Sei tra i tanti che controllano il cellulare appena svegli? Ecco cosa vuol dire, secondo la psicologia.

Siamo nell'era delle persone perennemente connesse. Non sorprende che molti di noi - compreso chi scrive - pochi secondi dopo il risveglio raggiungono con la mano il cellulare e, con gli occhi ancora socchiusi, controllano eventuali nuove notifiche. Chi segue con enorme attenzione l'attualità attende di sapere se c'è stata una nuova dichiarazione da parte di un leader mondiale, oppure un nuovo episodio chiave a livello geopolitico. Altri attendono la risposta di un messaggio inviato la notte prima.
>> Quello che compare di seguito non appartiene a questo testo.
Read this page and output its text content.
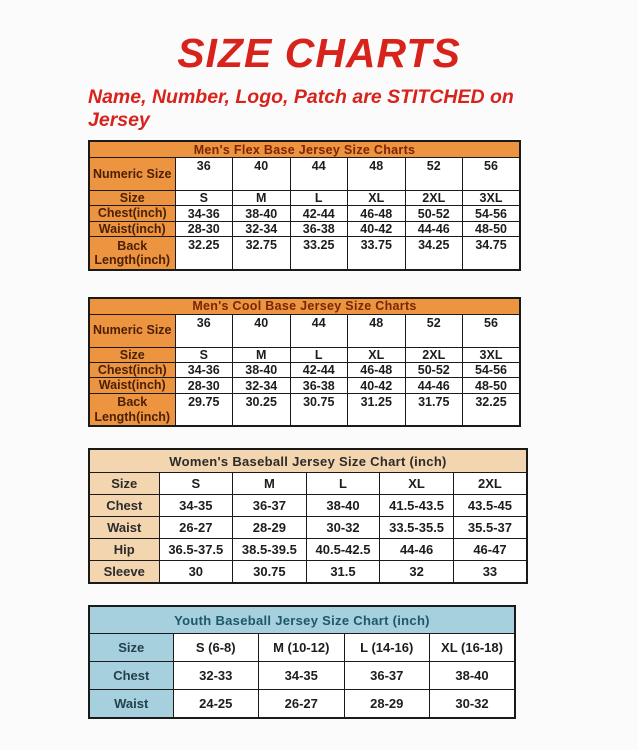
SIZE CHARTS
Name, Number, Logo, Patch are STITCHED on Jersey
Men's Flex Base Jersey Size Charts						
Numeric Size	36	40	44	48	52	56
Size	S	M	L	XL	2XL	3XL
Chest(inch)	34-36	38-40	42-44	46-48	50-52	54-56
Waist(inch)	28-30	32-34	36-38	40-42	44-46	48-50
Back Length(inch)	32.25	32.75	33.25	33.75	34.25	34.75
Men's Cool Base Jersey Size Charts						
Numeric Size	36	40	44	48	52	56
Size	S	M	L	XL	2XL	3XL
Chest(inch)	34-36	38-40	42-44	46-48	50-52	54-56
Waist(inch)	28-30	32-34	36-38	40-42	44-46	48-50
Back Length(inch)	29.75	30.25	30.75	31.25	31.75	32.25
Women's Baseball Jersey Size Chart (inch)					
Size	S	M	L	XL	2XL
Chest	34-35	36-37	38-40	41.5-43.5	43.5-45
Waist	26-27	28-29	30-32	33.5-35.5	35.5-37
Hip	36.5-37.5	38.5-39.5	40.5-42.5	44-46	46-47
Sleeve	30	30.75	31.5	32	33
Youth Baseball Jersey Size Chart (inch)				
Size	S (6-8)	M (10-12)	L (14-16)	XL (16-18)
Chest	32-33	34-35	36-37	38-40
Waist	24-25	26-27	28-29	30-32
Insomma, è qualcosa di estremamente comune nel 2026 (ma lo è stato anche negli ultimi dieci anni, a onor del vero).

È la nuova normalità controllare il cellulare pochi secondi dopo il risveglio - forumagricolturasociale.it
È la nuova normalità controllare il cellulare pochi secondi dopo il risveglio - forumagricolturasociale.it

Assodato che milioni di italiani controllano il cellulare pochi secondi (e non pochi minuti) dopo il risveglio, cosa significa quest'abitudine a livello psicologico? Secondo studi di psicologia cognitiva e comportamentale, controllare il cellulare al risveglio è un comportamento frequente tra le persone che, di carattere, hanno una forte necessità di controllo, ansie anticipatorie, ma anche una spiccata dipendenza agli stimoli. Secondo gli studiosi, è un sintomo di "iper allerta" mentale, nel quale la persona prova a controllare la propria vita, incerta per natura, controllando messaggi, notifiche social. Questa è una particolare forma di controllo che molti individui, secondo la psicologia, esercitano.

Cosa vuol dire controllare il cellulare appena svegli, secondo la psicologia

In molti agiscono senza chiedersi il perché e rendono quest'abitudine parte della propria routine mattutina. A livello emotivo, la necessità impellente di vedere le notifiche può essere associato alla ricerca di validazione, ma anche alla paura di perdersi qualcosa di importante, oppure alla difficoltà di tollerare momenti di silenzio o disconnessione da Internet. C'è anche chi, tra gli studiosi, afferma che controllare il cellulare è un modo di attivare rapidamente il cervello ed evitare di rimanere con i propri pensieri fin dai primi minuti della propria giornata. Certo, a volte c'è reale necessità di controllare i messaggi, ma quasi sempre è solo una condotta appresa e rafforzata col tempo.

Sintetizzando, subentrano:

  • La necessità di controllo: controllare messaggi o notifiche aiuta a contribuire alla sensazione che tutto sia "in ordine"
  • Ansia anticipatoria: la mente cerca informazioni (meteo, traffico, eventuali scioperi) per ridurre l'incertezza
  • Difficoltà a disconnettersi: i momenti senza stimoli esterni sono difficili da tollerare per alcune persone
  • Routine: banalmente, è un'abitudine consolidata e, come tale, non ci si presta attenzione

È un comportamento problematico? In sintesi, la risposta è no. Può essere, tuttavia, parecchio indicativo di come un individuo gestisce l'ansia, l'attenzione e l'inizio della propria giornata. La chiave è: controllare il cellulare genera calma o ansia? Nel primo caso, non è un comportamento problematico; nel senso caso, è importante provare ad attivare nuove routine.